The Modularity Principle states:

A program should be decomposed into a network of cohesive, loosely coupled modules.

For our purposes a module might be a method, a class, a package, or a subsystem (which is probably implemented as a package).

The basic relationship between modules is dependency: module M1 depends on module M2 if M1 explicitly uses M2 or if M1 implicitly uses M2. M1 implicitly uses M2, if M1 uses a module M that depends on M2. (In other words, dependency is a transitive relationship.) In either case we call M1 the client module and M2 the provider module. We can represent the statement "M1 depends on M2" graphically as follows:

Of course the roles of client and provider are constantly shifting. It might also be the case that M2 depends on M1. In this case we can draw a bi-directional dependency arrow between M1 and M2:

We can view all of a program's modules and dependencies as a network called a dependency graph:

In this diagram implicit dependencies are not shown. For example, M1 depends on M2, and M2 depends on M4, hence there is an implicit dependency from M1 to M4, which may be inferred from the diagram, but is not represented by a dashed arrow.

Ideally, the topology of a dependency graph should be as simple as possible e.g., (trees and stars). More complex topologies (e.g., containing lots of cycles) can make a program harder to test, understand, and maintain.

Testing Plan

A testing plan is a tree of (functional) tests, one for each module. Each test simply produces PASS or FAIL as its result. The root of the tree tests the top-most module in the system. A test for a particular module first verifies that the modules it depends on pass their associated tests. Thus, we can quickly test the entire system by running the root test.

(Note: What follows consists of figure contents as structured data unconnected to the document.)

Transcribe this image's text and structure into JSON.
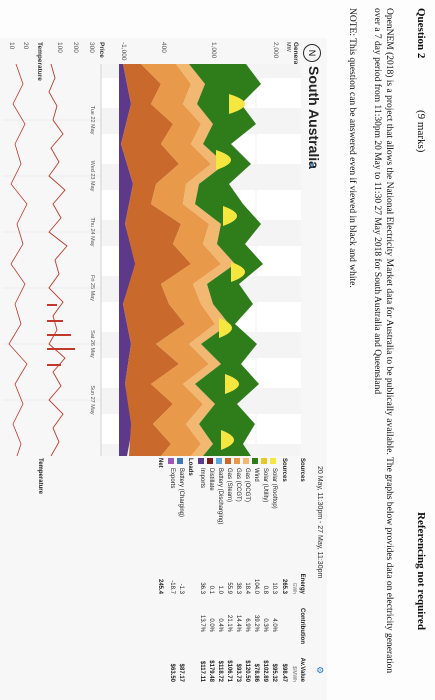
{
  "header": {
    "question": "Question 2",
    "marks": "(9 marks)",
    "referencing": "Referencing not required"
  },
  "paragraph": "OpenNEM (2018) is a project that allows the National Electricity Market data for Australia to be publically available. The graphs below provides data on electricity generation over a 7 day period from 11:30pm 20 May to 11:30 27 May 2018 for South Australia and Queensland",
  "note": "NOTE: This question can be answered even if viewed in black and white.",
  "screenshot": {
    "logo": "N",
    "region": "South Australia",
    "chevron": "⌄",
    "date_range": "20 May, 11:30pm - 27 May, 11:30pm",
    "settings_glyph": "⚙",
    "panels": {
      "generation": "Generation",
      "generation_unit": "MW",
      "price": "Price",
      "temperature": "Temperature"
    },
    "y_ticks_gen": [
      "2,000",
      "1,000",
      "400",
      "-1,000"
    ],
    "y_ticks_price": [
      "300",
      "200",
      "100"
    ],
    "y_ticks_temp": [
      "20",
      "10"
    ],
    "day_labels": [
      "Tue\n22 May",
      "Wed\n23 May",
      "Thu\n24 May",
      "Fri\n25 May",
      "Sat\n26 May",
      "Sun\n27 May"
    ],
    "table": {
      "headers": [
        "Sources",
        "Energy",
        "Contribution",
        "Av.Value"
      ],
      "units": [
        "",
        "GWh",
        "",
        "$/MWh"
      ],
      "sources": [
        {
          "name": "Solar (Rooftop)",
          "energy": "10.3",
          "contribution": "4.0%",
          "value": "$95.32",
          "color": "#f5e640"
        },
        {
          "name": "Solar (Utility)",
          "energy": "0.8",
          "contribution": "0.3%",
          "value": "$102.89",
          "color": "#e9c622"
        },
        {
          "name": "Wind",
          "energy": "104.0",
          "contribution": "39.2%",
          "value": "$78.86",
          "color": "#2e7d1a"
        },
        {
          "name": "Gas (OCGT)",
          "energy": "18.4",
          "contribution": "6.9%",
          "value": "$120.50",
          "color": "#f2b872"
        },
        {
          "name": "Gas (CCGT)",
          "energy": "38.3",
          "contribution": "14.4%",
          "value": "$93.73",
          "color": "#e89a4a"
        },
        {
          "name": "Gas (Steam)",
          "energy": "55.9",
          "contribution": "21.1%",
          "value": "$106.71",
          "color": "#c96a2c"
        },
        {
          "name": "Battery (Discharging)",
          "energy": "1.0",
          "contribution": "0.4%",
          "value": "$118.72",
          "color": "#5da8d8"
        },
        {
          "name": "Distillate",
          "energy": "0.1",
          "contribution": "0.0%",
          "value": "$179.48",
          "color": "#7a1f1f"
        },
        {
          "name": "Imports",
          "energy": "36.3",
          "contribution": "13.7%",
          "value": "$117.11",
          "color": "#5b3a8c"
        }
      ],
      "total_label": "Sources",
      "total_energy": "265.3",
      "total_value": "$98.47",
      "loads_label": "Loads",
      "loads": [
        {
          "name": "Battery (Charging)",
          "energy": "-1.3",
          "value": "$87.17",
          "color": "#3f78b5"
        },
        {
          "name": "Exports",
          "energy": "-18.7",
          "value": "$63.50",
          "color": "#9b59b6"
        }
      ],
      "net_label": "Net",
      "net_energy": "245.4"
    }
  }
}
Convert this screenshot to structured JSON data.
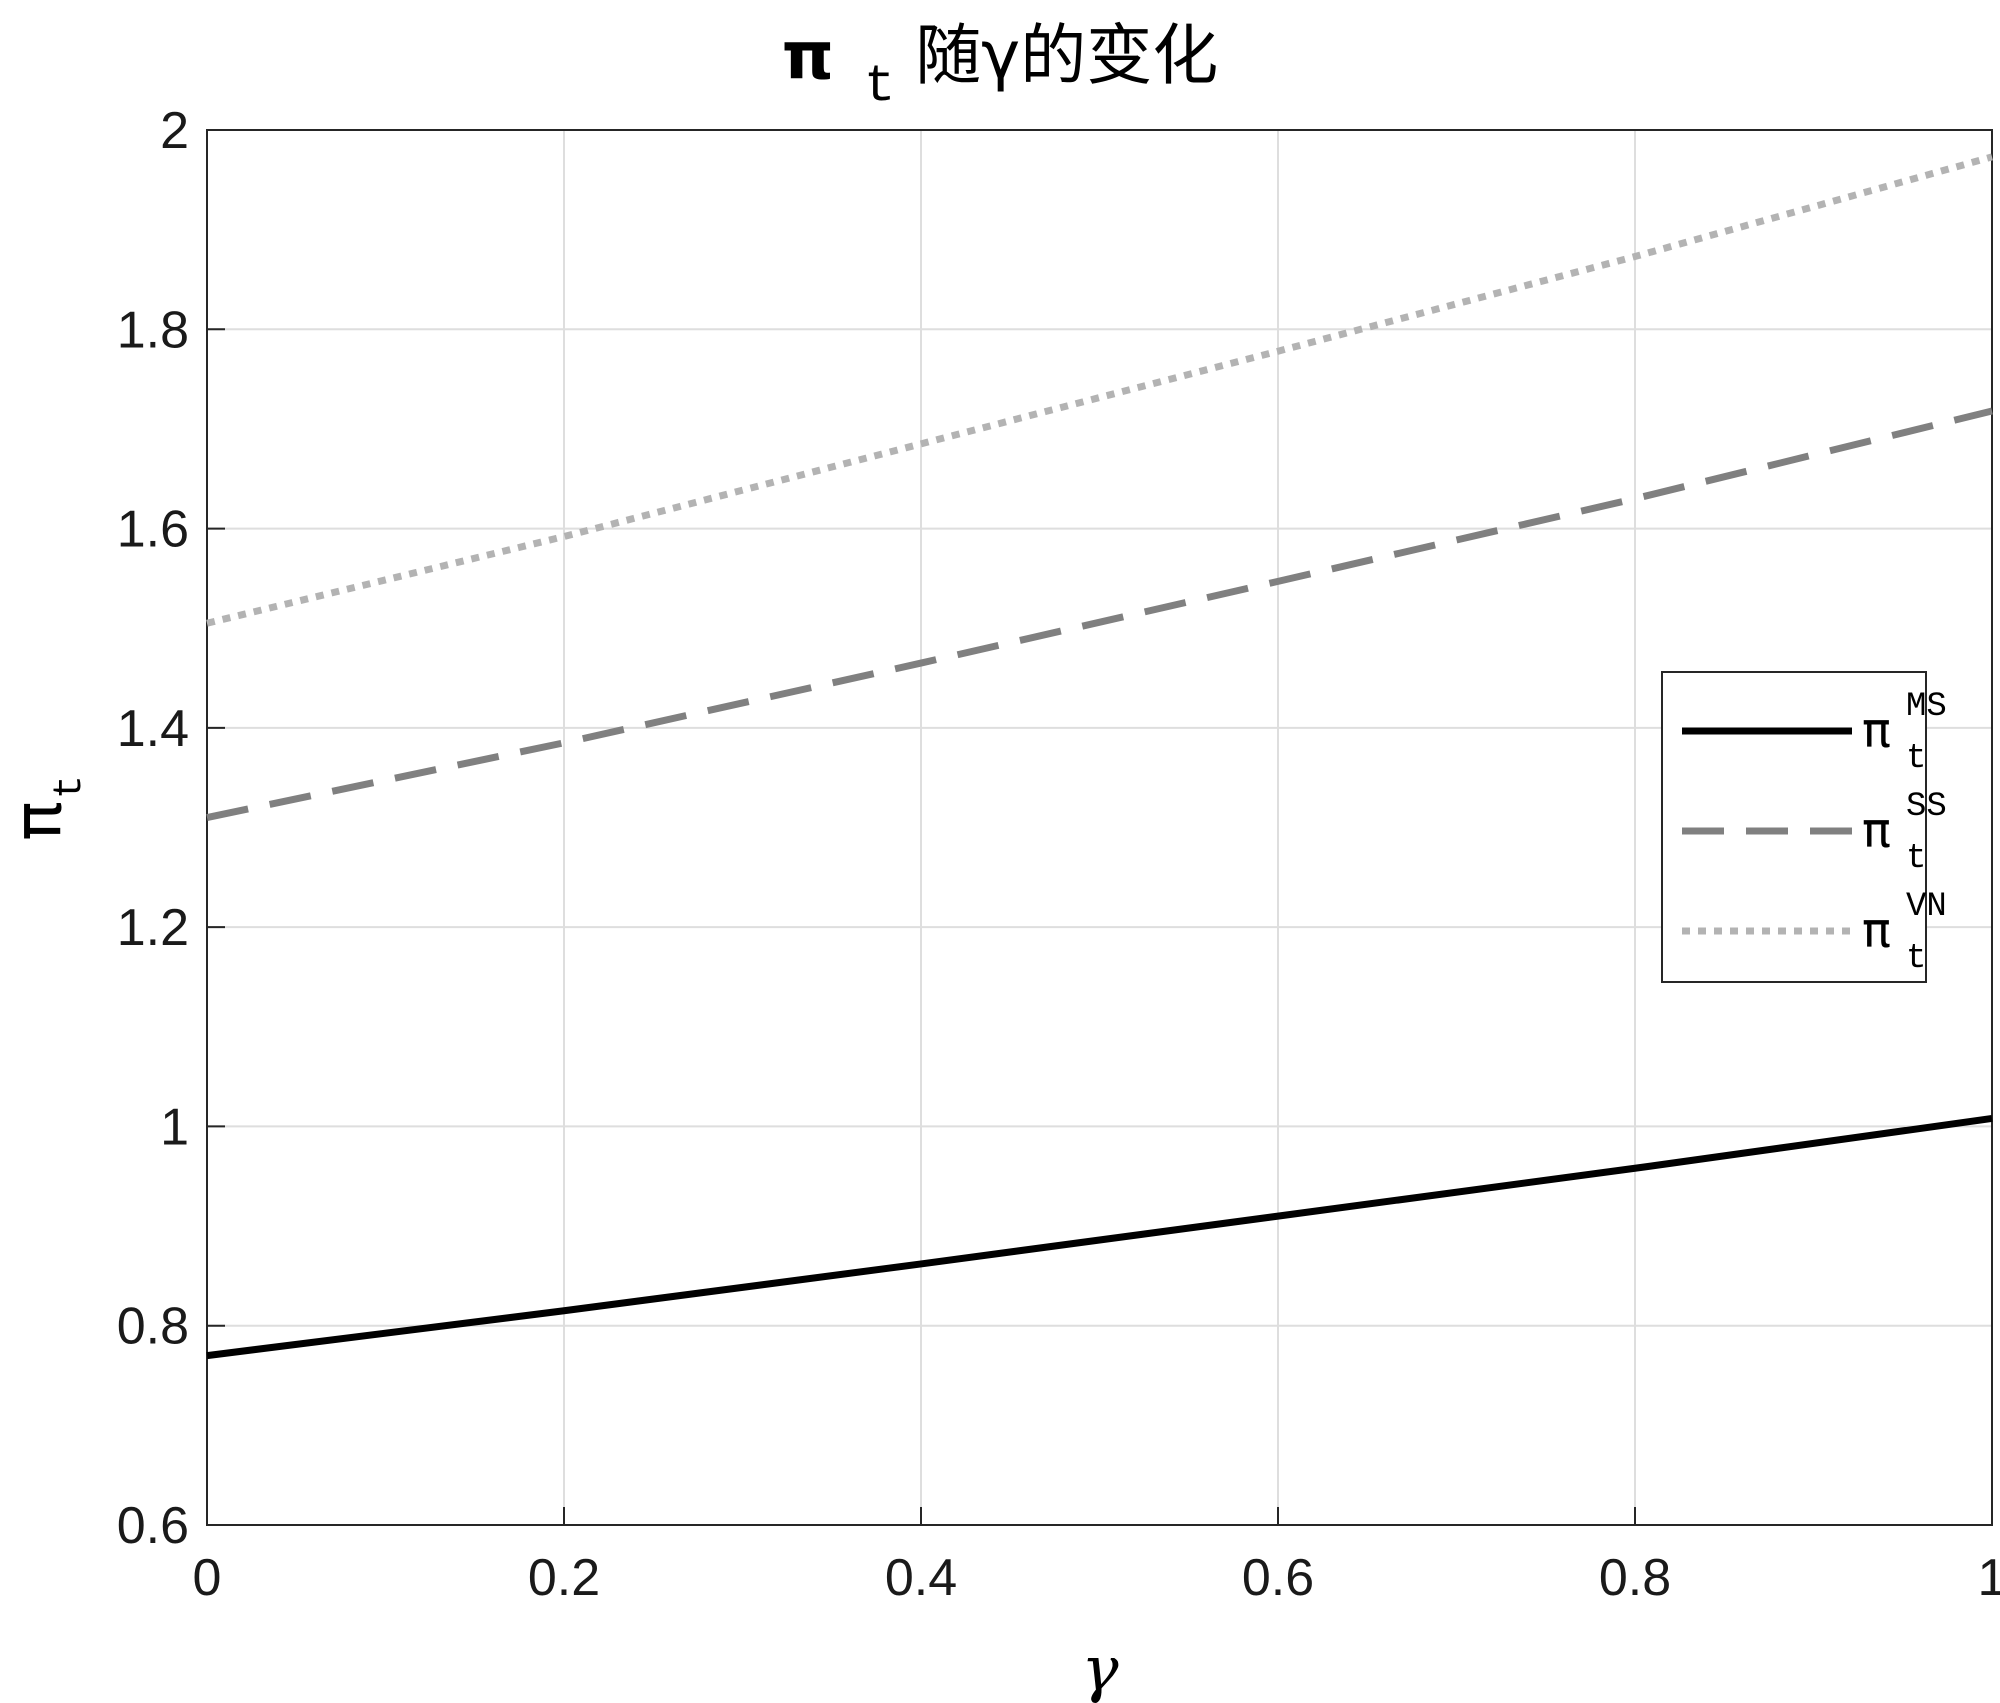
{
  "chart_data": {
    "type": "line",
    "title": {
      "main": "π",
      "sub": "t",
      "rest": "随γ的变化"
    },
    "xlabel": "γ",
    "ylabel": {
      "main": "π",
      "sub": "t"
    },
    "xlim": [
      0,
      1
    ],
    "ylim": [
      0.6,
      2
    ],
    "xticks": [
      0,
      0.2,
      0.4,
      0.6,
      0.8,
      1
    ],
    "xtick_labels": [
      "0",
      "0.2",
      "0.4",
      "0.6",
      "0.8",
      "1"
    ],
    "yticks": [
      0.6,
      0.8,
      1,
      1.2,
      1.4,
      1.6,
      1.8,
      2
    ],
    "ytick_labels": [
      "0.6",
      "0.8",
      "1",
      "1.2",
      "1.4",
      "1.6",
      "1.8",
      "2"
    ],
    "grid": true,
    "legend_position": "right",
    "x": [
      0,
      0.2,
      0.4,
      0.6,
      0.8,
      1
    ],
    "series": [
      {
        "id": "ms",
        "legend": {
          "main": "π",
          "sup": "MS",
          "sub": "t"
        },
        "values": [
          0.77,
          0.815,
          0.862,
          0.91,
          0.958,
          1.008
        ],
        "color": "#000000",
        "style": "solid"
      },
      {
        "id": "ss",
        "legend": {
          "main": "π",
          "sup": "SS",
          "sub": "t"
        },
        "values": [
          1.31,
          1.385,
          1.465,
          1.547,
          1.63,
          1.718
        ],
        "color": "#808080",
        "style": "dashed"
      },
      {
        "id": "vn",
        "legend": {
          "main": "π",
          "sup": "VN",
          "sub": "t"
        },
        "values": [
          1.505,
          1.592,
          1.685,
          1.778,
          1.873,
          1.973
        ],
        "color": "#b3b3b3",
        "style": "dotted"
      }
    ]
  }
}
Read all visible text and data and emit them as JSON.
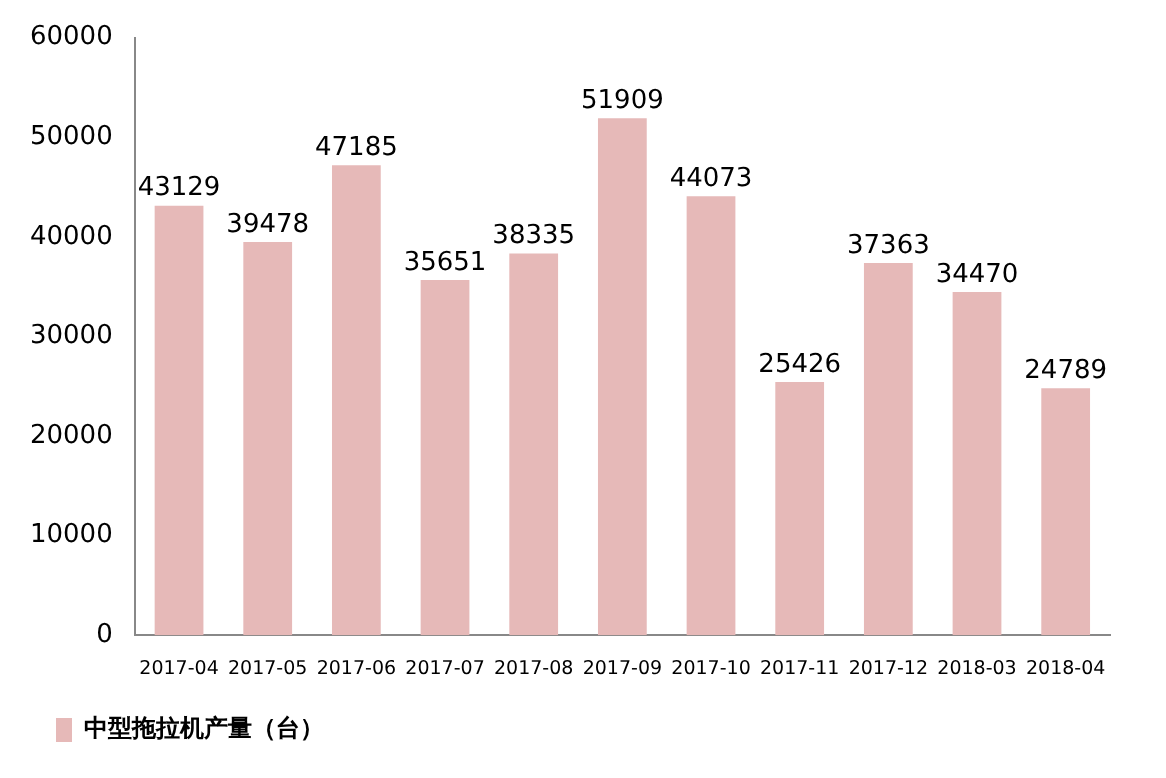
{
  "chart_data": {
    "type": "bar",
    "categories": [
      "2017-04",
      "2017-05",
      "2017-06",
      "2017-07",
      "2017-08",
      "2017-09",
      "2017-10",
      "2017-11",
      "2017-12",
      "2018-03",
      "2018-04"
    ],
    "series": [
      {
        "name": "中型拖拉机产量（台）",
        "color": "#e6b9b8",
        "values": [
          43129,
          39478,
          47185,
          35651,
          38335,
          51909,
          44073,
          25426,
          37363,
          34470,
          24789
        ]
      }
    ],
    "ylim": [
      0,
      60000
    ],
    "yticks": [
      0,
      10000,
      20000,
      30000,
      40000,
      50000,
      60000
    ],
    "data_labels": true,
    "legend": "bottom left",
    "grid": false
  }
}
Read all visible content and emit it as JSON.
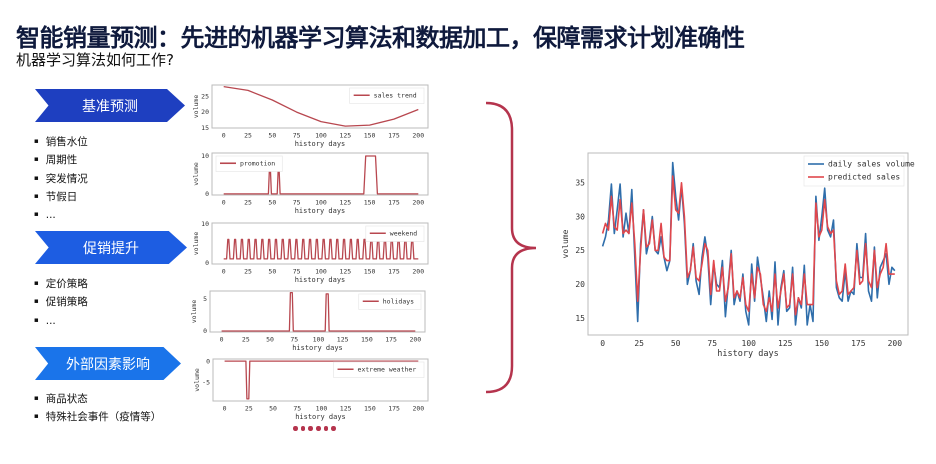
{
  "header": {
    "title": "智能销量预测：先进的机器学习算法和数据加工，保障需求计划准确性",
    "subtitle": "机器学习算法如何工作?"
  },
  "sections": [
    {
      "label": "基准预测",
      "color": "#1e3fc0",
      "bullets": [
        "销售水位",
        "周期性",
        "突发情况",
        "节假日",
        "..."
      ]
    },
    {
      "label": "促销提升",
      "color": "#1d5de2",
      "bullets": [
        "定价策略",
        "促销策略",
        "..."
      ]
    },
    {
      "label": "外部因素影响",
      "color": "#1a74ea",
      "bullets": [
        "商品状态",
        "特殊社会事件（疫情等）"
      ]
    }
  ],
  "accent_color": "#b5344d",
  "pagination_dots": 6,
  "chart_data": [
    {
      "type": "line",
      "xlabel": "history days",
      "ylabel": "volume",
      "xlim": [
        -12,
        210
      ],
      "ylim": [
        15,
        28.5
      ],
      "xticks": [
        0,
        25,
        50,
        75,
        100,
        125,
        150,
        175,
        200
      ],
      "yticks": [
        15,
        20,
        25
      ],
      "legend": "top-right",
      "grid": false,
      "series": [
        {
          "name": "sales trend",
          "color": "#b8474f",
          "x": [
            0,
            25,
            50,
            75,
            100,
            125,
            150,
            175,
            200
          ],
          "y": [
            28,
            26.8,
            23.8,
            20,
            17,
            15.6,
            15.9,
            17.8,
            20.8
          ]
        }
      ]
    },
    {
      "type": "line",
      "xlabel": "history days",
      "ylabel": "volume",
      "xlim": [
        -12,
        210
      ],
      "ylim": [
        -0.3,
        10.8
      ],
      "xticks": [
        0,
        25,
        50,
        75,
        100,
        125,
        150,
        175,
        200
      ],
      "yticks": [
        0,
        10
      ],
      "legend": "top-left",
      "grid": false,
      "series": [
        {
          "name": "promotion",
          "color": "#b8474f",
          "x": [
            0,
            46,
            47,
            48,
            49,
            55,
            56,
            57,
            58,
            144,
            146,
            156,
            158,
            200
          ],
          "y": [
            0,
            0,
            6.5,
            6.5,
            0,
            0,
            6.5,
            6.5,
            0,
            0,
            10,
            10,
            0,
            0
          ]
        }
      ]
    },
    {
      "type": "line",
      "xlabel": "history days",
      "ylabel": "volume",
      "xlim": [
        -12,
        210
      ],
      "ylim": [
        -0.3,
        10.2
      ],
      "xticks": [
        0,
        25,
        50,
        75,
        100,
        125,
        150,
        175,
        200
      ],
      "yticks": [
        0,
        10
      ],
      "legend": "top-right",
      "grid": false,
      "series": [
        {
          "name": "weekend",
          "color": "#b8474f",
          "period_days": 7,
          "first_peak_day": 5,
          "peak": 6,
          "base": 1,
          "x_end": 200
        }
      ]
    },
    {
      "type": "line",
      "xlabel": "history days",
      "ylabel": "volume",
      "xlim": [
        -12,
        210
      ],
      "ylim": [
        -0.15,
        6.25
      ],
      "xticks": [
        0,
        25,
        50,
        75,
        100,
        125,
        150,
        175,
        200
      ],
      "yticks": [
        0,
        5
      ],
      "legend": "top-right",
      "grid": false,
      "series": [
        {
          "name": "holidays",
          "color": "#b8474f",
          "x": [
            0,
            70,
            71,
            73,
            74,
            107,
            108,
            110,
            111,
            200
          ],
          "y": [
            0,
            0,
            6,
            6,
            0,
            0,
            5.8,
            5.8,
            0,
            0
          ]
        }
      ]
    },
    {
      "type": "line",
      "xlabel": "history days",
      "ylabel": "volume",
      "xlim": [
        -12,
        210
      ],
      "ylim": [
        -9.5,
        0.5
      ],
      "xticks": [
        0,
        25,
        50,
        75,
        100,
        125,
        150,
        175,
        200
      ],
      "yticks": [
        0,
        -5
      ],
      "legend": "top-right",
      "grid": false,
      "series": [
        {
          "name": "extreme weather",
          "color": "#b8474f",
          "x": [
            0,
            22,
            23,
            25,
            26,
            200
          ],
          "y": [
            0,
            0,
            -9,
            -9,
            0,
            0
          ]
        }
      ]
    },
    {
      "type": "line",
      "xlabel": "history days",
      "ylabel": "volume",
      "xlim": [
        -10,
        209
      ],
      "ylim": [
        12.5,
        39.4
      ],
      "xticks": [
        0,
        25,
        50,
        75,
        100,
        125,
        150,
        175,
        200
      ],
      "yticks": [
        15,
        20,
        25,
        30,
        35
      ],
      "legend": "top-right",
      "grid": false,
      "x_start": 0,
      "x_step": 2,
      "series": [
        {
          "name": "daily sales volume",
          "color": "#2f6eab",
          "y": [
            25.6,
            27,
            29.5,
            34.8,
            27.5,
            31,
            34.8,
            27,
            30.5,
            27.5,
            34,
            24,
            14.5,
            26,
            31,
            24.5,
            26.5,
            30,
            25,
            24.5,
            27,
            24,
            22,
            23.5,
            38,
            33,
            29.5,
            34.5,
            29,
            20,
            22,
            26,
            20.5,
            18.5,
            24,
            27,
            24,
            17,
            23,
            20,
            19.5,
            23.5,
            15.2,
            20,
            25,
            17,
            19,
            17.5,
            21.5,
            16,
            14,
            23,
            17.5,
            24,
            21,
            18,
            14.5,
            19,
            14.8,
            23.3,
            14,
            19.5,
            22,
            16,
            16.5,
            22.5,
            14,
            18,
            16.5,
            22.8,
            14,
            17,
            14.5,
            33,
            26.5,
            30,
            34.2,
            28,
            27,
            29.5,
            19.5,
            18,
            17.5,
            22,
            17.5,
            19,
            18.5,
            26,
            21,
            21,
            27.5,
            19,
            17.5,
            25.5,
            18,
            22.5,
            23.5,
            24.5,
            20,
            22.5,
            22
          ]
        },
        {
          "name": "predicted sales",
          "color": "#e0474c",
          "y": [
            27.5,
            29,
            28,
            33,
            28.5,
            28,
            32.5,
            27.5,
            28,
            27.5,
            32,
            26,
            17.5,
            25,
            31,
            25.5,
            26,
            29.5,
            25,
            25,
            29,
            24,
            23.5,
            23.5,
            36,
            31,
            30.5,
            35,
            30,
            21,
            22,
            25.5,
            21,
            20.5,
            23,
            26,
            25,
            18.5,
            23.5,
            19,
            19,
            22.5,
            17.5,
            19.5,
            24.5,
            18,
            19,
            18,
            21,
            17,
            16,
            21.5,
            18,
            22.5,
            21.5,
            17,
            16,
            18,
            16,
            21.5,
            16.5,
            19,
            21.5,
            16.5,
            17,
            21.5,
            15.5,
            18,
            17,
            21.5,
            17,
            17,
            17,
            32,
            27,
            28,
            32.5,
            28.5,
            27.5,
            28,
            20.5,
            18.5,
            19,
            23,
            18.5,
            19,
            19.5,
            25,
            20,
            20.5,
            26,
            20.5,
            19.5,
            25,
            19.5,
            21.5,
            22.5,
            26,
            21.5,
            21.5,
            21.5
          ]
        }
      ]
    }
  ]
}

In this diagram T_i is the test associated with module M_i:

Of course we need to worry about bi-directional dependencies and possible infinite loops. Module M₆ depends on module M₃ and M₁, but test T₆ cannot run T₁ and T₃. In cases like this T₆ might employ stubs that mimic the expected behavior of M₃ and M₁.

Tests

A test of a single method (the leaves of our dependency graph) is called a test case. A test that runs other tests is called a test suite. A test is either a test case or a test suite. We can use the composite diagram to model the situation:

More Terminology

Testing a class is called unit testing. Testing a subsystem-- verifying that all of the classes are properly integrated-- is called integration testing. (The term Structural Testing is sometimes used to refer to integration testing of the top-level module in a system.) Testing the entire system-- verifying that all requirements have been met-- is called system testing. Acceptance testing is done by the client after an initial Beta version of the system has been delivered.

Other Types of Testing

The goal of every program is to be useful (solve the right problems), usable (easy to use), and modifiable (easy to maintain). "Usefulness testing" is just system testing: does the system solve the right problem. Usability testing studies samples of model users and measures how quickly they can learn to perform certain tasks using the system. (Performance testing might fall somewhere between usefulness and usability testing depending on how critical performance is.) We might define modifiability testing as a way of describing the activity of inspecting code not for faults but for anti-patterns or kluges-- i.e., design flaws that might make the code difficult to modify.